Saving for your first home? Here's what you need to know about Canada's First Home Savings Account (FHSA)
When it comes to putting money away to buy their first home, the federal government's 'tax-free in, tax-free out' First Home Savings Account aims to give Canadians a helping hand.
As of April 1st, Canadians aged 18 or older who are purchasing their first home are eligible to enroll in a tax-free First Home Savings Account (FHSA). Introduced in the 2022 federal budget, the FHSA combines elements of a Tax-Free Savings Account (TFSA) and a Registered Retirement Savings Plan (RRSP), allowing users to make tax-deductible contributions and tax-free withdrawals from the account for the purposes of saving for a home.
Am I eligible for the FHSA?
In order to open an FHSA, users must be at least 18 years old and a Canadian resident. Account holders must also be a first-time homebuyer — someone who has not owned a home and lived in it during the calendar year before the account is opened, or at any time during the prior four calendar years.

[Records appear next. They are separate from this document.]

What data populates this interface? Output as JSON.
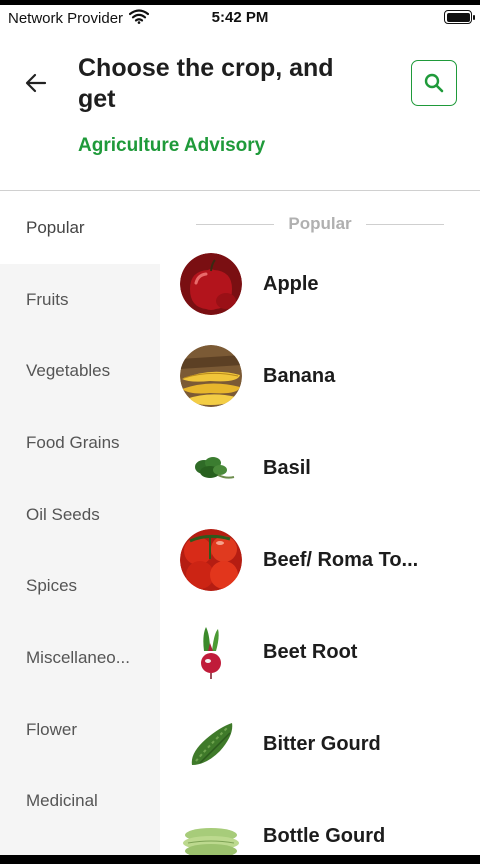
{
  "status_bar": {
    "carrier": "Network Provider",
    "time": "5:42 PM"
  },
  "header": {
    "title": "Choose the crop, and get",
    "subtitle": "Agriculture Advisory"
  },
  "sidebar": {
    "items": [
      {
        "label": "Popular"
      },
      {
        "label": "Fruits"
      },
      {
        "label": "Vegetables"
      },
      {
        "label": "Food Grains"
      },
      {
        "label": "Oil Seeds"
      },
      {
        "label": "Spices"
      },
      {
        "label": "Miscellaneo..."
      },
      {
        "label": "Flower"
      },
      {
        "label": "Medicinal"
      }
    ]
  },
  "main": {
    "section_label": "Popular",
    "crops": [
      {
        "name": "Apple",
        "icon": "apple-image"
      },
      {
        "name": "Banana",
        "icon": "banana-image"
      },
      {
        "name": "Basil",
        "icon": "basil-image"
      },
      {
        "name": "Beef/ Roma To...",
        "icon": "tomato-image"
      },
      {
        "name": "Beet Root",
        "icon": "beetroot-image"
      },
      {
        "name": "Bitter Gourd",
        "icon": "bitter-gourd-image"
      },
      {
        "name": "Bottle Gourd",
        "icon": "bottle-gourd-image"
      }
    ]
  },
  "colors": {
    "accent": "#1f9a3a",
    "sidebar_bg": "#f5f5f5"
  }
}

An FHSA can be used for a maximum of 15 years, and stay open until December 31st in the year that the account holder turns 71 years old. Users cannot contribute to their spouse or common-law partner's FHSA.
How much can I contribute to my FHSA?
FHSA holders can contribute an annual maximum of $8,000 into their account, with a lifetime contribution limit of $40,000. Unused contribution room can be carried over to the next year up to a maximum of $8,000. Carryforward amounts start accumulating after the user opens the FHSA for the first time. Only the account holder can claim an income tax deduction for contributions made in a particular taxation year.
It is possible to have more than one FHSA open at a time, but the total amount that an individual can contribute to all of their FHSAs cannot exceed their annual and lifetime contribution limits. Similar to a TFSA, a 1% tax is applied on over-contributions to an FHSA for each month that the excess amount exists in the account.
What are the benefits of the FHSA?
An FHSA marries together the concepts of a TFSA and an RRSP in one account.
Contributions to an FHSA, like an RRSP, are taxdeductible. Additionally, any withdrawals made for the sake of purchasing a home are non-taxable, similar to a TFSA, including any investment growth. Users can take advantage of a series of qualified investments in their FHSA, including mutual funds and publicly-traded securities, plus government and corporate bonds. Users can also set up a self-directed FHSA to manage their own portfolio.
What happens when I want to take money out of my FHSA?
If a user wants to withdraw funds from their account, there are a few things to keep in mind.
The account holder must be a first-time homebuyer at the time a withdrawal is made. The qualifying home must be acquired (or construction must be completed) no more than 30 days prior to the withdrawal, and before October 1st of the following year, with the intention of occupying the property as their principal residence within one year after acquiring it. Be sure to read carefully the definitions of a first-time homebuyer and a qualifying home.
If you wish to transfer money out of your FHSA to another account, you can do so to another FHSA, an RRSP or a Registered Retirement Income Fund (RRIF). Be sure to close your FHSA on or before December 31st of the year following your first qualifying withdrawal, when your participation period concludes.